What makes that language not strictly superior to Python?



Typescript, C#, Go, Rust.

I'd say they are almost strictly superior to Python, but there are some minor factors why you might still choose Python over those. E.g. arbitrary precision integers, or the REPL. Go is a bit tedious and Rust is harder to learn (but productive once you have).

But overall they would all be a better choice than Python. Yes even for startups who need to move fast.


I say this out of genuine surprise, not judgment -- I never would have guessed that native Typescript is significantly faster than native Python. To be fair, I don't know if "significantly" is justified. I get that Typescript is typed (heh) and Python is not, but compared to my daily driver language (also not typed) Python is so much faster that I subconsciously think of typing as not being the major performance unlock. But I guess once you optimize the rest, typing is (nearly) the final boss of performance.

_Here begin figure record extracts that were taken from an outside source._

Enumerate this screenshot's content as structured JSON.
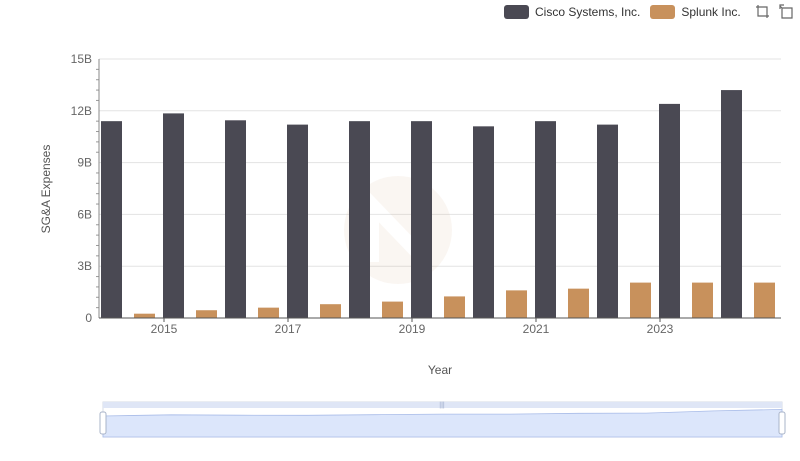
{
  "legend": {
    "items": [
      {
        "name": "Cisco Systems, Inc.",
        "color": "#4a4953"
      },
      {
        "name": "Splunk Inc.",
        "color": "#c8915c"
      }
    ]
  },
  "toolbox": {
    "icons": [
      "zoom-icon",
      "restore-icon"
    ]
  },
  "chart_data": {
    "type": "bar",
    "title": "",
    "xlabel": "Year",
    "ylabel": "SG&A Expenses",
    "categories": [
      "2014",
      "2015",
      "2016",
      "2017",
      "2018",
      "2019",
      "2020",
      "2021",
      "2022",
      "2023",
      "2024"
    ],
    "x_tick_labels": [
      "2015",
      "2017",
      "2019",
      "2021",
      "2023"
    ],
    "y_tick_labels": [
      "0",
      "3B",
      "6B",
      "9B",
      "12B",
      "15B"
    ],
    "ylim": [
      0,
      15000000000
    ],
    "grid": "horizontal",
    "legend_position": "top-right",
    "series": [
      {
        "name": "Cisco Systems, Inc.",
        "color": "#4a4953",
        "values": [
          11400000000,
          11850000000,
          11450000000,
          11200000000,
          11400000000,
          11400000000,
          11100000000,
          11400000000,
          11200000000,
          12400000000,
          13200000000
        ]
      },
      {
        "name": "Splunk Inc.",
        "color": "#c8915c",
        "values": [
          250000000,
          450000000,
          600000000,
          800000000,
          950000000,
          1250000000,
          1600000000,
          1700000000,
          2050000000,
          2050000000,
          2050000000
        ]
      }
    ],
    "data_zoom": {
      "start_percent": 0,
      "end_percent": 100
    }
  }
}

Loose typing makes you really fast at writing code, as long as you can keep all the details in your head. Python is great for smaller stuff. But crossed some threshold, the lack of a mechanism that has your back starts slowing you down.


Sure, my language of choice is more flexible than that: I can type

   put "test abc999 this" into x
   add 1 to char 4 to 6 of word 2 of x
   put x -- puts "test abc1000 this"
But I'm still curious -- what's the better language?